Cass R. Sunstein
92 Geo. Wash. L. Rev. 1207
Artificial intelligence (“AI”), including generative AI, is not human, but restrictions on the activity or use of AI, or on the dissemination of material by or from AI, might raise serious First Amendment issues if those restrictions (1) apply to or affect human speakers and writers, or (2) apply to or affect human viewers, listeners, and readers. Here, as elsewhere, it is essential to distinguish among viewpoint-based restrictions, content-based but viewpoint-neutral restrictions, and content-neutral restrictions. Much of free speech law, as applied to AI, is in the nature of “the law of the horse”: established principles applied to a novel context.
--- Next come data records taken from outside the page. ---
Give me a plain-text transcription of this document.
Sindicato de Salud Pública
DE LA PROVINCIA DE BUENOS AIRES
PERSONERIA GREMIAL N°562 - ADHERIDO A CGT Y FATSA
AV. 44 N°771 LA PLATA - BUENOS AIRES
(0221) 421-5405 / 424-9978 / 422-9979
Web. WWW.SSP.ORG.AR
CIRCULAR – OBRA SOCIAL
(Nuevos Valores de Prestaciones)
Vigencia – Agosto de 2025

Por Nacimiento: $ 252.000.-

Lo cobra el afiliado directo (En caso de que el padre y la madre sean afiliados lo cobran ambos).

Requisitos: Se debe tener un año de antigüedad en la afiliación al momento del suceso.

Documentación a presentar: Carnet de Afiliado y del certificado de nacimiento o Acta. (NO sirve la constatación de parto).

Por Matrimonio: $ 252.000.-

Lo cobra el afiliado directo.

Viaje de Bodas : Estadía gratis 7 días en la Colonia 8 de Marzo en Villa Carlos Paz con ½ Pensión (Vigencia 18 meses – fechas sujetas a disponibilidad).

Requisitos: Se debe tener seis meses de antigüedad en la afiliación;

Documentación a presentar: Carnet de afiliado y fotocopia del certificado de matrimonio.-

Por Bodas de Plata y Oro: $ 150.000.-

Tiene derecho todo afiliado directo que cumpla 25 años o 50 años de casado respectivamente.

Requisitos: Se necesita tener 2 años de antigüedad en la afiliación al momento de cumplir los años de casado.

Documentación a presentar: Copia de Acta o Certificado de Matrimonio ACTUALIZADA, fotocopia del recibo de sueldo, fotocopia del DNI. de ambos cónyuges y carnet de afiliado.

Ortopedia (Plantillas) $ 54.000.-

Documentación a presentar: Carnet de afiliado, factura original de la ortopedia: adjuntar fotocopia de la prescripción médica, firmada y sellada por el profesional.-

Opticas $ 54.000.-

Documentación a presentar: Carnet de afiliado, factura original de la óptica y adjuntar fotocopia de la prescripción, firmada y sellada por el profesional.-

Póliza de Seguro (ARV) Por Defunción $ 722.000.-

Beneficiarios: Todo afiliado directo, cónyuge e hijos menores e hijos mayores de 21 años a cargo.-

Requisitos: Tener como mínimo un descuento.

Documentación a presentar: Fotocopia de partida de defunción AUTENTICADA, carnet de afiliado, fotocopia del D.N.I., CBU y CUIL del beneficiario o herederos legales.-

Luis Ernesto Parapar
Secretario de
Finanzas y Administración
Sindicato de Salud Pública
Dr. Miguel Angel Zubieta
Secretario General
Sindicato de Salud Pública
But imaginable cases raise unanswered questions, including (1) whether AI as such has constitutional rights, (2) whether and which person or persons might be a named defendant if AI is acting in some sense autonomously, and (3) whether and in what sense AI has a right to be free from—for example—viewpoint-based restrictions, or whether it would be better, and correct, to say that human viewers, listeners, and readers have the relevant rights, even if no human being is speaking. Most broadly, it remains an unanswered question whether the First Amendment protects the rights of human viewers, listeners, and readers seeking to see, hear, or read something from AI.